Il filosofo Meng-Tzu spiega bene questo doppio significato di virtù: “Nel tirar d’arco a cento passi di distanza, raggiungere il bersaglio dipende dalla forza, ma far centro non dipende solo dalla forza”. Queste parole ci fanno comprendere bene la necessaria armonia tra forza ed equilibrio, cioè tra la potenza, l’energia, la vitalità e la ponderazione, l’equilibrio, la riflessione.


Essere migliori o essere i migliori?

Praticare la virtù mette in luce la differenza tra essere i migliori oppure essere semplicemente migliori. È una differenza determinante anche se in ballo c’è solo una “i”. 

Nel primo caso ci poniamo gli obiettivi nel tentativo di diventare meglio degli altri, di perseguire il successo come supremazia a discapito della sconfitta di qualcuno, facendo entrare in gioco la mente che paragona (io meglio o peggio degli altri).
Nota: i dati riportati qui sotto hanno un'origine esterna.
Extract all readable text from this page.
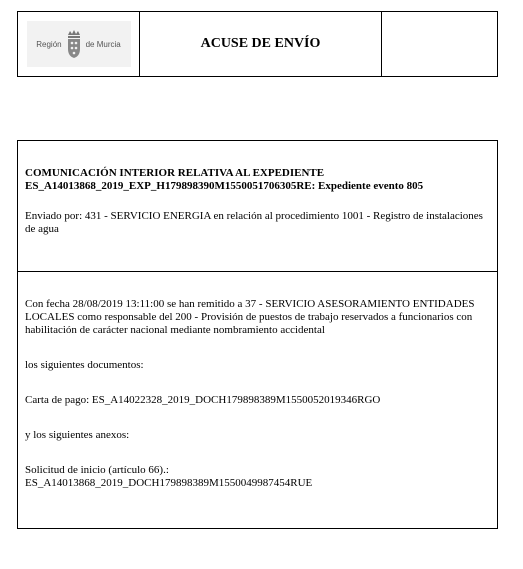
Región	de Murcia	ACUSE DE ENVÍO

COMUNICACIÓN INTERIOR RELATIVA AL EXPEDIENTE

ES_A14013868_2019_EXP_H179898390M1550051706305RE: Expediente evento 805

Enviado por: 431 - SERVICIO ENERGIA en relación al procedimiento 1001 - Registro de instalaciones de agua

Con fecha 28/08/2019 13:11:00 se han remitido a 37 - SERVICIO ASESORAMIENTO ENTIDADES LOCALES como responsable del 200 - Provisión de puestos de trabajo reservados a funcionarios con habilitación de carácter nacional mediante nombramiento accidental

los siguientes documentos:

Carta de pago: ES_A14022328_2019_DOCH179898389M1550052019346RGO

y los siguientes anexos:

Solicitud de inicio (artículo 66).:

ES_A14013868_2019_DOCH179898389M1550049987454RUE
In questo modo, il potere e la volontà di primeggiare spingono il pensiero del “prima io e poi gli altri”. 

Succede così che spesso in azienda vengano ricoperti ruoli apicali e di leadership da persone a cui viene riconosciuta la capacità di essere i migliori perché in grado di essere superiori e primeggiare sugli altri, senza tenere conto della loro attitudine a creare un ambiente migliore per loro e intorno a loro.

Il manager virtuoso cerca invece di essere semplicemente migliore: quello che conta non è determinare se stessi in funzione degli altri (in tal caso l’identità deriverebbe dal gruppo su cui si ha potere o su cui si desidera primeggiare), ma di impegnarsi a diventare migliori, nel rispetto della propria autenticità e del potenziale disponibile.

Mancuso spiega nel suo libro che mettere prima l’essere rispetto al fare permette alle azioni di raggiungere lo stato di armonia relazionale denominato “bene”. 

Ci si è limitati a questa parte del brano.